Jahoo at the time employed an interesting feature that prevents the kind of sniping you see on eBay. If a bid came in during the final minutes of the auction, the time limit would be extended to allow for answering bids to come in. Somebody else really wanted that laserdisc. He eventually gave up, but not after a bit of a knock-down-drag-out.
The next morning my friends e-mailed and said, "Did we prevail?" I says, "We prevailed, to the tune of 46,000 yen." That was about $425 in 2003 money.
The resulting DVD version of PEDF was really quite beautiful, and saw limited screenings at several cons. Then ADV got the license after all and I felt pretty silly. But at least I can say I've paid more money for a single laserdisc than just about anyone else, save for the dudes who've shelled out for Daicon Film.
"The direct-to-video format seems perfect for titles like PEDF; the material may not stretch as successfully into a 2-hour feature or a TV season but as a 50 minute OVA you’re left entertained and sad there isn’t more."
Unlike today were it would be stretched out to a 13 episode show and you start getting sick of it halfway.
Absolutely love the PEDF OVA. Some really nice fluid animation, especially a particular panning shot with the characters running from a barrage of rockets. Pair that with an excellent soundtrack for quite a memorable experience. It seems I always come back to the end credits, as the characters walk innocently through the streets while a man croons away. A real feel-good moment and a perfect ending to a wonderful OVA.

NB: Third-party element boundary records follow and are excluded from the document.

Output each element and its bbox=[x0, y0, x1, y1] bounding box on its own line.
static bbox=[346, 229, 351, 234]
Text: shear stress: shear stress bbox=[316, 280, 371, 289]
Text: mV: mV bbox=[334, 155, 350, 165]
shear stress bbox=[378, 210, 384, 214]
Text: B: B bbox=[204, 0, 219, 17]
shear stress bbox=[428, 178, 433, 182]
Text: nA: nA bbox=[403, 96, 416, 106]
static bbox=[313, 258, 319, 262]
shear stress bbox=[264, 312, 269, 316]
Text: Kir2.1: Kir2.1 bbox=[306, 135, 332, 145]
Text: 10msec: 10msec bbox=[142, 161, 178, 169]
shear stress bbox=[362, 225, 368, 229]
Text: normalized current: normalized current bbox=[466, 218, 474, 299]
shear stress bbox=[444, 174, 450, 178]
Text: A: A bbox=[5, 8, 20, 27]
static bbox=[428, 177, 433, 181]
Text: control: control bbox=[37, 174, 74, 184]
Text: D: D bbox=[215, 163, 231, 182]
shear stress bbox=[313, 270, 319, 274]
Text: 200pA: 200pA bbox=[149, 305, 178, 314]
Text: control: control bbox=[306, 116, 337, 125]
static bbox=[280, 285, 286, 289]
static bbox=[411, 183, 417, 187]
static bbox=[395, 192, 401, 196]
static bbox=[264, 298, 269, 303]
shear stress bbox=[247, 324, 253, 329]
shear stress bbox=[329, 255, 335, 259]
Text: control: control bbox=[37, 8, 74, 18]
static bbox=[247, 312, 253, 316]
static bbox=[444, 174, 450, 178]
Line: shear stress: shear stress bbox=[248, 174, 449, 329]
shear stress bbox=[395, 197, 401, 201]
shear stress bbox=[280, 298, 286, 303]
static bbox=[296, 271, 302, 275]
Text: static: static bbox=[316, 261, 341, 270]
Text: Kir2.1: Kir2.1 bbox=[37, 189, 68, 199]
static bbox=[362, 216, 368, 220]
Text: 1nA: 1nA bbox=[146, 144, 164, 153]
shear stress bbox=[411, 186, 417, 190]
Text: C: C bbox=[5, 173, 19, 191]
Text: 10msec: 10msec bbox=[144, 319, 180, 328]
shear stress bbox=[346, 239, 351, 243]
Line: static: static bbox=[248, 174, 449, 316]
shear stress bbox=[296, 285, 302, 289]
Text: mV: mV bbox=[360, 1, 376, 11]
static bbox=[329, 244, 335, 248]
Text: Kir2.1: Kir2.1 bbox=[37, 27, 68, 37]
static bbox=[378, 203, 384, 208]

I completely love PEDF. I am shamed to hear a dojin continuation exists and I don't have it.
Yeah, ADV's release is just another of those "WTF?! Why don't you want to make money!" moments where they just shoot themselves in the foot, adjust their aim and shoot the foot again. Sure, it would be of limited interest but dang, advertise the damn thing, keep it in print and maybe it'll do better than you think!
I recall quite a kerfluffle when it was originally thought it was to be a wide release and the sudden, frantic, insane hemming and hawing that it was meant as a ADV site only release, and yet Robert's Anime Corner DID get copies for sale. Which is how Jerry and I got our copies.

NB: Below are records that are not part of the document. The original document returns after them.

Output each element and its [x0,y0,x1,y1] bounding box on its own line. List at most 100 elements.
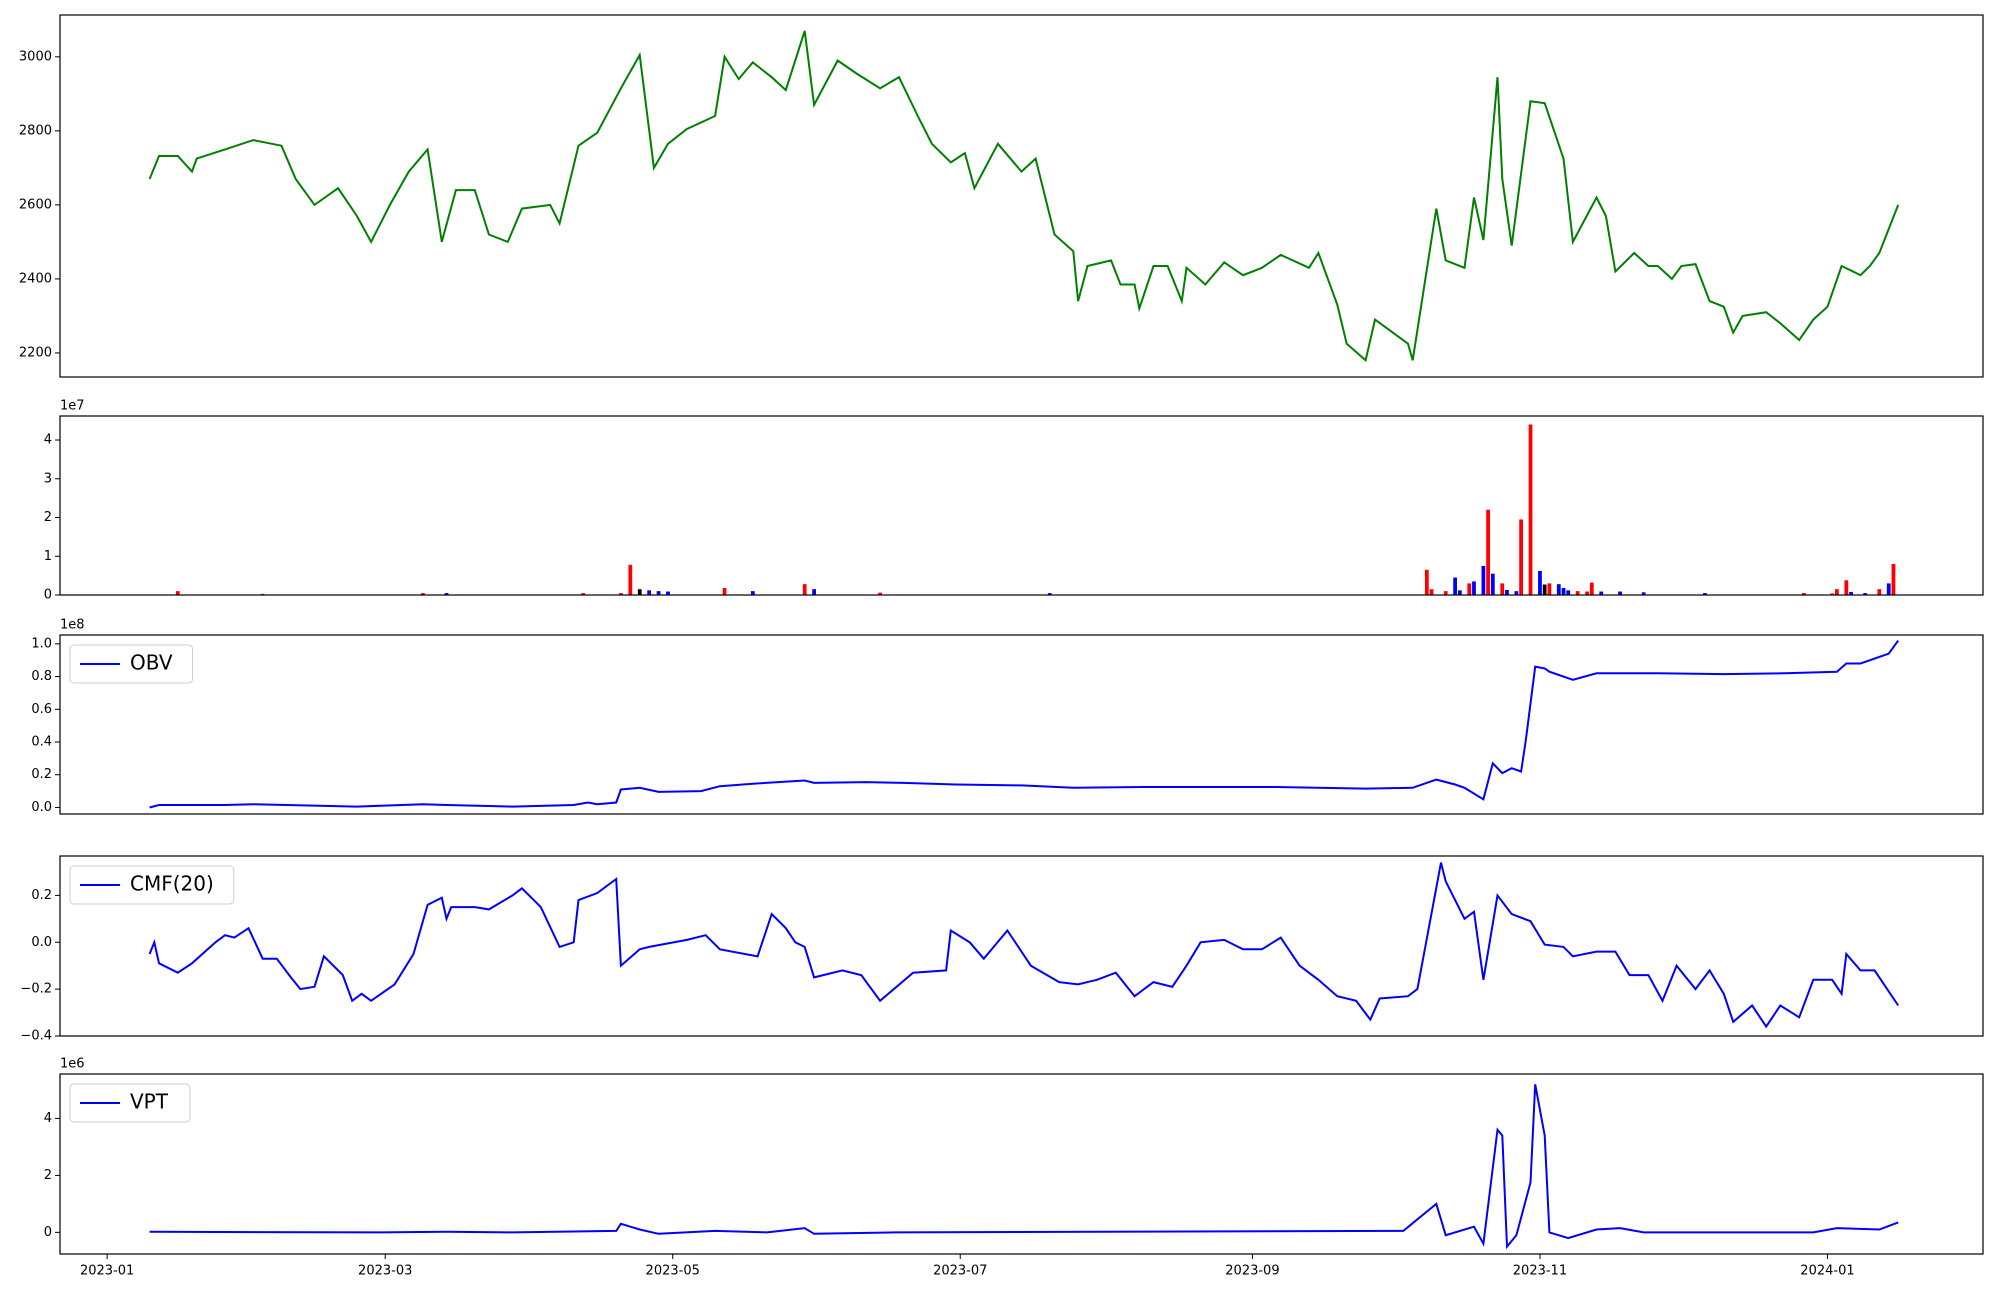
volume-bar [618,593,623,595]
volume-bar [722,588,727,595]
legend: CMF(20) [69,865,235,905]
y-tick-label: 0.4 [31,735,52,750]
volume-bar [1891,564,1896,595]
volume-bar [1490,573,1495,595]
series-line [148,862,1900,1029]
y-tick-label: 4 [44,433,52,448]
volume-bar [1538,570,1542,595]
volume-bar [1703,593,1707,595]
y-tick-label: 0 [44,588,52,603]
y-tick-label: 0.6 [31,702,52,717]
volume-bar [647,590,652,595]
volume-bar [1566,590,1571,595]
legend-box [69,865,235,905]
volume-bar [1514,591,1519,595]
axes-frame [59,1073,1984,1255]
y-tick-label: 1 [44,549,52,564]
x-tick-label: 2023-07 [933,1264,987,1279]
volume-bar [1877,589,1882,595]
legend-label: CMF(20) [130,872,214,896]
legend-label: VPT [130,1090,169,1114]
volume-bar [1561,588,1566,595]
y-tick-label: 0.0 [31,935,52,950]
y-tick-label: 2200 [19,345,52,360]
offset-label: 1e6 [60,1057,85,1072]
axes-frame [59,14,1984,378]
volume-bar [1472,581,1476,595]
legend: VPT [69,1083,191,1123]
y-tick-label: 0 [44,1225,52,1240]
volume-bar [1457,590,1462,595]
volume-bar [1486,509,1490,595]
y-tick-label: −0.2 [20,982,52,997]
volume-bar [637,589,642,595]
volume-bar [1467,583,1472,595]
x-tick-label: 2023-03 [358,1264,412,1279]
volume-bar [1556,584,1561,595]
volume-bar [175,591,180,595]
volume-bar [812,589,817,595]
y-tick-label: 0.2 [31,888,52,903]
volume-bar [1589,582,1594,595]
y-tick-label: 0.8 [31,669,52,684]
volume-bar [1575,591,1580,595]
volume-bar [421,593,425,595]
y-tick-label: 2 [44,1168,52,1183]
volume-bar [1849,591,1853,595]
volume-bar [1453,577,1458,595]
volume-bar [1547,583,1552,595]
volume-bar [1641,592,1646,595]
volume-bar [802,584,807,595]
legend-label: OBV [130,651,173,675]
x-tick-label: 2023-09 [1225,1264,1279,1279]
y-tick-label: 3 [44,471,52,486]
series-line [149,640,1900,809]
volume-bar [1424,569,1429,595]
volume-bar [1835,589,1839,595]
volume-bar [656,591,661,595]
volume-bar [1505,589,1509,595]
y-tick-label: 2800 [19,123,52,138]
volume-bar [1844,580,1849,595]
y-tick-label: 0.0 [31,800,52,815]
offset-label: 1e7 [60,399,85,414]
axes-frame [59,415,1984,596]
volume-bar [581,593,586,595]
volume-bar [628,564,633,595]
y-tick-label: 2 [44,510,52,525]
volume-bar [1886,583,1891,595]
x-tick-label: 2023-01 [80,1264,134,1279]
axes-frame [59,634,1984,815]
volume-bar [1481,565,1486,595]
legend-box [69,1083,191,1123]
volume-bar [878,592,882,595]
volume-bar [1863,593,1868,595]
offset-label: 1e8 [60,618,85,633]
volume-bar [1519,519,1523,595]
y-tick-label: 2400 [19,271,52,286]
y-tick-label: −0.4 [20,1029,52,1044]
volume-bar [1802,593,1806,595]
volume-bar [750,591,755,595]
x-tick-label: 2023-11 [1513,1264,1567,1279]
volume-bar [1500,583,1505,595]
legend: OBV [69,644,194,684]
volume-bar [1585,591,1589,595]
volume-bar [1542,584,1547,595]
volume-bar [1443,591,1448,595]
y-tick-label: 2600 [19,197,52,212]
volume-bar [666,591,670,595]
y-tick-label: 1.0 [31,636,52,651]
volume-bar [1429,589,1434,595]
x-tick-label: 2024-01 [1800,1264,1854,1279]
y-tick-label: 4 [44,1111,52,1126]
y-tick-label: 3000 [19,49,52,64]
volume-bar [1528,424,1533,595]
y-tick-label: 0.2 [31,767,52,782]
legend-box [69,644,194,684]
series-line [149,1084,1899,1250]
x-tick-label: 2023-05 [646,1264,700,1279]
price-line [148,30,1900,363]
volume-bar [444,593,449,595]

I find Baradagi supernaturally hawt. There. I said it.
PEDF really missed its chance in North America, I think. It would've cleaned house in the late 1990s, when OVAs still made up the bulk of licenses and new fans were passing around short comedies like Dragon Half and Elf Princess Rane. Once the market and the fandom shifted toward longer series, it was harder for those old OVAs to stand out. By then PEDF also looked a little tame when compared to its more obnoxious descendant Excel Saga.

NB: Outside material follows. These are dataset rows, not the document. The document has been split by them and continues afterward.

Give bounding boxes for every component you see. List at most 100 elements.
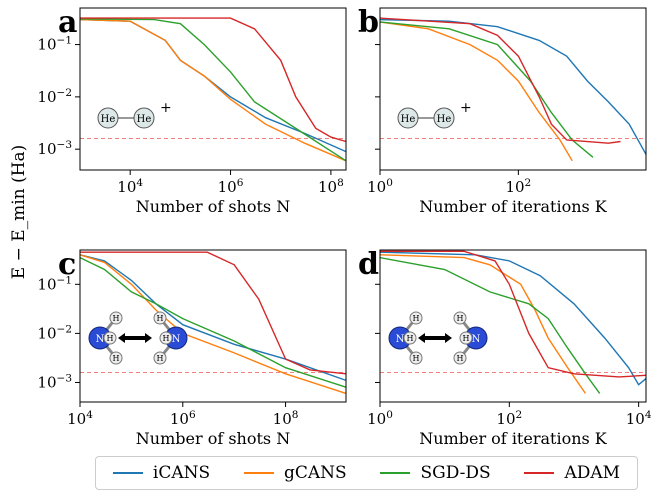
- tick-label: 106: [170, 409, 196, 428]
- x-axis-label: Number of iterations K: [419, 197, 608, 216]
- arrow-head-icon: [145, 333, 152, 343]
- tick-label: 10−2: [37, 87, 72, 106]
- legend-swatch: [380, 472, 411, 474]
- atom-label: N: [396, 334, 405, 345]
- tick-label: 10−3: [37, 139, 72, 158]
- hydrogen-atom-icon: [403, 331, 417, 345]
- hydrogen-atom-icon: [103, 331, 117, 345]
- atom-label: N: [96, 334, 105, 345]
- panel-label: c: [58, 247, 76, 282]
- atom-label: H: [463, 334, 470, 343]
- legend-item-sgdds: SGD-DS: [380, 463, 491, 483]
- panel-label: a: [58, 5, 77, 40]
- series-line-gcans: [79, 18, 347, 162]
- hydrogen-atom-icon: [109, 351, 123, 365]
- series-line-adam: [80, 17, 347, 143]
- series-line-icans: [79, 254, 347, 382]
- atom-label: H: [113, 314, 120, 323]
- arrow-head-icon: [418, 333, 425, 343]
- tick-label: 104: [117, 177, 143, 196]
- series-line-icans: [79, 18, 347, 153]
- tick-label: 102: [505, 177, 531, 196]
- charge-label: +: [160, 100, 172, 116]
- legend-label: SGD-DS: [420, 463, 491, 483]
- legend-item-icans: iCANS: [112, 463, 211, 483]
- legend-label: ADAM: [564, 463, 621, 483]
- legend-label: iCANS: [152, 463, 211, 483]
- hydrogen-atom-icon: [159, 331, 173, 345]
- atom-label: H: [413, 314, 420, 323]
- atom-label: H: [163, 334, 170, 343]
- tick-label: 104: [626, 409, 652, 428]
- atom-label: H: [457, 314, 464, 323]
- tick-label: 108: [318, 177, 344, 196]
- series-line-adam: [379, 17, 621, 144]
- series-line-gcans: [379, 21, 573, 162]
- atom-label: H: [457, 354, 464, 363]
- series-line-gcans: [379, 254, 586, 394]
- series-line-sgd-ds: [79, 256, 347, 388]
- tick-label: 108: [273, 409, 299, 428]
- legend-item-adam: ADAM: [524, 463, 620, 483]
- hydrogen-atom-icon: [409, 351, 423, 365]
- tick-label: 10−3: [37, 372, 72, 391]
- atom-label: H: [113, 354, 120, 363]
- x-axis-label: Number of shots N: [136, 429, 290, 448]
- hydrogen-atom-icon: [133, 107, 155, 129]
- helium-atom-icon: [397, 107, 419, 129]
- legend-swatch: [243, 472, 274, 474]
- hydrogen-atom-icon: [433, 107, 455, 129]
- hydrogen-atom-icon: [459, 331, 473, 345]
- hydrogen-atom-icon: [453, 311, 467, 325]
- series-line-icans: [379, 251, 647, 386]
- atom-label: N: [172, 334, 181, 345]
- legend-swatch: [524, 472, 555, 474]
- hydrogen-atom-icon: [153, 311, 167, 325]
- plot-frame: [79, 249, 347, 403]
- plot-frame: [379, 7, 647, 171]
- atom-label: N: [472, 334, 481, 345]
- arrow-head-icon: [445, 333, 452, 343]
- atom-label: H: [407, 334, 414, 343]
- series-line-sgd-ds: [379, 256, 601, 394]
- charge-label: +: [460, 100, 472, 116]
- plot-frame: [79, 7, 347, 171]
- atom-label: H: [107, 334, 114, 343]
- hydrogen-atom-icon: [453, 351, 467, 365]
- atom-label: He: [137, 114, 152, 125]
- series-line-sgd-ds: [79, 18, 347, 162]
- legend-swatch: [112, 472, 143, 474]
- panel-label: b: [358, 5, 379, 40]
- atom-label: H: [413, 354, 420, 363]
- atom-label: H: [157, 354, 164, 363]
- hydrogen-atom-icon: [409, 311, 423, 325]
- tick-label: 106: [218, 177, 244, 196]
- panel-label: d: [358, 247, 379, 282]
- atom-label: He: [401, 114, 416, 125]
- tick-label: 104: [67, 409, 93, 428]
- x-axis-label: Number of iterations K: [419, 429, 608, 448]
- atom-label: H: [157, 314, 164, 323]
- legend-item-gcans: gCANS: [243, 463, 347, 483]
- plot-frame: [379, 249, 647, 403]
- series-line-adam: [380, 250, 647, 378]
- hydrogen-atom-icon: [153, 351, 167, 365]
- tick-label: 100: [367, 409, 393, 428]
- series-line-gcans: [79, 254, 347, 395]
- arrow-head-icon: [118, 333, 125, 343]
- series-line-sgd-ds: [379, 21, 594, 158]
- hydrogen-atom-icon: [109, 311, 123, 325]
- tick-label: 10−2: [37, 323, 72, 342]
- y-axis-label: E − E_min (Ha): [9, 145, 29, 280]
- atom-label: He: [101, 114, 116, 125]
- chart-svg: E − E_min (Ha) 104 106 10810−110−210−3Numbe…: [9, 5, 652, 448]
- atom-label: He: [437, 114, 452, 125]
- helium-atom-icon: [97, 107, 119, 129]
- series-line-adam: [80, 251, 347, 375]
- x-axis-label: Number of shots N: [136, 197, 290, 216]
- tick-label: 102: [496, 409, 522, 428]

I enjoyed it, of course. I begged ADV for a screener, wrote up a piece for Anime Insider, and then watched it get cut in favor of something on Desert Punk or MAR. I ended up sneaking in a PEDF blurb somewhere. I hope the kids noticed.
Could Discotek "possibly" one day get this. That seems to be the "go to" company that nerds look at as their only hope in getting 'such and such' anime.
And this sounds like something I would enjoy, thanks for sharing Dave. I seem to kinda remember this title in the past few years.
Such a rush of nostalgia, I find myself pining for those days when you could find OAV's like this - little two and three episoders and delightful one-offs like PEDF.
I was initally skeptical about watching PEDF in the first place, way back when on VHS because some people I talked with had given me the impression PEDF was some sort of justly obscure Odious Abomination Vomit or something - but I was skeptical considering I'd heard good things about it as well, and gosh. The animation is lovely, the humor is zany without being "zany" if you catch my drift, the soundtrack is great and it's honestly a shame more people don't know about it, even now. I lost track of my VHS copy years ago and that made me understandably sad.
Nice blog post, keep it up bro :)
I admit to being an utter rat bastard. I got my DVD copy for free. For reasons totally unknown, ADV handed over one copy to be shown at A-Kon when they released it, & when the staff heads were giving away the "do not return" screeners at the end of the con, I grabbed it.